For one, it could be cost-saver. "You may design a deorbit system into a spacecraft when you don't need one," Ailor said. Furthermore, the black box would tell the tale of when and where somebody's space hardware has come down. In addition, say for a planetary probe gone awry -- such as NASA's Mars Observer and the Mars Polar Orbiter -- the unit could relay back to Earth what actually took place, he said.

Ailor said the black box design for space vehicles has been funded mostly by way of his corporation. Some Air Force money has also helped move the idea forward. Additional support from other agencies is hoped for, he said.

"We don't see any showstoppers," Ailor said. One way to help calibrate the black box for future work is to mount it into a craft -- perhaps a Russian Progress vehicle -- then reenter that craft into a well-instrumented area, he said.

Melting-point

While black boxes can offer insight into complex reentry processes, they aren't likely to answer all questions. Considerable work is underway on spacecraft building materials too, and other techniques to deal with space debris.

Reactions of materials during hardware reentry is one area of important research, said Nicholas Johnson, NASA's Chief Scientist and Program Manager for Orbital Debris at the Johnson Space Center in Houston, Texas.

The space agency has a safety standard that requires all new NASA space projects to evaluate potential risks to people on Earth as a result of spacecraft reentries, that is, if long-term on-orbit disposal is not selected, Johnson told SPACE.com.
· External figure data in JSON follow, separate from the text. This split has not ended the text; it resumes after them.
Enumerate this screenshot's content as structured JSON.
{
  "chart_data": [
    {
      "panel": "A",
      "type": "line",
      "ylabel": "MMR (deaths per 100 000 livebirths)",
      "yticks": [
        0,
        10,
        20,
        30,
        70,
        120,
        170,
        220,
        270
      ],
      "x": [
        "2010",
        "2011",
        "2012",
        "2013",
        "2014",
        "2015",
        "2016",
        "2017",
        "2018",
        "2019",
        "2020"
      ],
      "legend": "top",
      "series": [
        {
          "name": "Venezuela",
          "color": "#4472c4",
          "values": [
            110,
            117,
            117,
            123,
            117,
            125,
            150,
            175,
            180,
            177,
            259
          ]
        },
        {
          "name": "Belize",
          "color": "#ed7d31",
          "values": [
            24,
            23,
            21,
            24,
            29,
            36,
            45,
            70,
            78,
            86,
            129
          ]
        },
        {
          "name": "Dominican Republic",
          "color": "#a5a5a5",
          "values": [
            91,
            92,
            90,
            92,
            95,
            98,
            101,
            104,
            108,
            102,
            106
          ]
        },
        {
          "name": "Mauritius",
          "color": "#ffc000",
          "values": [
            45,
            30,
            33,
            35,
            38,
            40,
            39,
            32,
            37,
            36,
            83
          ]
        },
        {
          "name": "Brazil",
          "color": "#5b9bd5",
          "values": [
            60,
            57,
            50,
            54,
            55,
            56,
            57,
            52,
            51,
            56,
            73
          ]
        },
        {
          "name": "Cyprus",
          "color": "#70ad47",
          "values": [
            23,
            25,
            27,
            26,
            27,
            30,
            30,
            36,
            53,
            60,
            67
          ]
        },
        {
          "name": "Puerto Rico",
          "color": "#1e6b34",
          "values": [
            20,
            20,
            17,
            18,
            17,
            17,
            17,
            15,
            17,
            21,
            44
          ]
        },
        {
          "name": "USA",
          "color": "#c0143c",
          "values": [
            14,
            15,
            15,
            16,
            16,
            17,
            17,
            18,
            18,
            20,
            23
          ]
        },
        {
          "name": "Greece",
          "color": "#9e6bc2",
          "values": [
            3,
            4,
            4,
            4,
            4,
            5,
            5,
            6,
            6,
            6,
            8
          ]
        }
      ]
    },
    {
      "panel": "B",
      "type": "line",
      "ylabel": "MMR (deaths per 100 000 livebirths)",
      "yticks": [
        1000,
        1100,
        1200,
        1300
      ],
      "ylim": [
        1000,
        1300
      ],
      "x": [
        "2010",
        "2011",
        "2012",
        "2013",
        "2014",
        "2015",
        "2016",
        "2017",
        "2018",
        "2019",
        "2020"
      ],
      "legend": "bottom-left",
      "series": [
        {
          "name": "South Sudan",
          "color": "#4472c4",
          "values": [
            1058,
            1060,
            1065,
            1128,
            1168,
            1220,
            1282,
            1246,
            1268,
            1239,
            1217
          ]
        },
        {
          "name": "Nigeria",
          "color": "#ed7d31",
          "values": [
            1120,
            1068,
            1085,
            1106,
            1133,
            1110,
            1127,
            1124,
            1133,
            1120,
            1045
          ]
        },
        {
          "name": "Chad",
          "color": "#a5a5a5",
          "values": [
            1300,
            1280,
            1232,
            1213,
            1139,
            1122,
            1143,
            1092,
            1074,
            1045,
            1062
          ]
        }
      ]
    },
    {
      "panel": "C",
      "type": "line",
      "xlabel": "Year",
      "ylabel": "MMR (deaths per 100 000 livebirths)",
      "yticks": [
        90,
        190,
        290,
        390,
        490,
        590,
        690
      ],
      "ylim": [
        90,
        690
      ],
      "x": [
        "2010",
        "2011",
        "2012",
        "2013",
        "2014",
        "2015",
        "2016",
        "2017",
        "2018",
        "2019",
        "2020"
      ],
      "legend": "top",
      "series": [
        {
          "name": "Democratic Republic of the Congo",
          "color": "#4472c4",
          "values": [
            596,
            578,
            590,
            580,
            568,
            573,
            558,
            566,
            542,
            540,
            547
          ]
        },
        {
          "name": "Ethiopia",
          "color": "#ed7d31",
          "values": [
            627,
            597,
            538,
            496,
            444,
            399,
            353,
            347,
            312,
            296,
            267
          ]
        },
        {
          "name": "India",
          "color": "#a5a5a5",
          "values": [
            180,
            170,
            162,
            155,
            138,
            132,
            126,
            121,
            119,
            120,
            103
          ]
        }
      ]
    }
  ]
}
"First, the limitation of high melting-point materials, such as titanium, beryllium, or stainless steel, can reduce the amount of surviving debris. Of course, these materials are often chosen for specific properties needed for the spacecraft design," he said.

Any substituted material must still satisfy the needs of space vehicle builders, such as strength, thermal expansion, and other attributes, Johnson said.

Even high melting-point materials can demise during reentry if they are small enough or thin enough, so strict prohibitions on their use are not necessary. On the other hand, low melting-point materials -- like aluminum -- can survive reentry depending upon the shape and mass, Johnson said.

"Therefore, an avenue of research is to determine where the demise/survival limits are for these materials," the NASA space debris expert said.

No specific design standard

For example, NASA has begun conducting studies on just how thick the wall of a tank can be -- given its length, diameter, and material makeup -- before it is likely to survive reentry. Such studies also need to take into account the effect of tank insulation materials, such as graphite epoxy wrapping material.

Johnson said one way to promote hardware demise during reentry is by breaking the vehicle up into smaller components earlier in the reentry phase, around 93-miles (150-kilometers) altitude above Earth.

"This could be done conventionally, using small explosive charges, or with special materials that burn with high intensity. For many reasons, this solution is normally the least attractive," Johnson said.

Johnson said that a specific design standard is not envisioned due to the widely varying size of spacecraft and, to a lesser extent, due to mission requirements. The NASA and U.S. government philosophy, as well as that of foreign space agencies, is to set the desired safety standard and to grant spacecraft engineers the flexibility of how to meet that standard.

"Of course, a controlled reentry over a broad ocean area," like that taken by Russia's Mir space station and NASA's large Compton Gamma-ray Observatory, "is a final option if reentry risk goals can not be achieved by other means," Johnson said.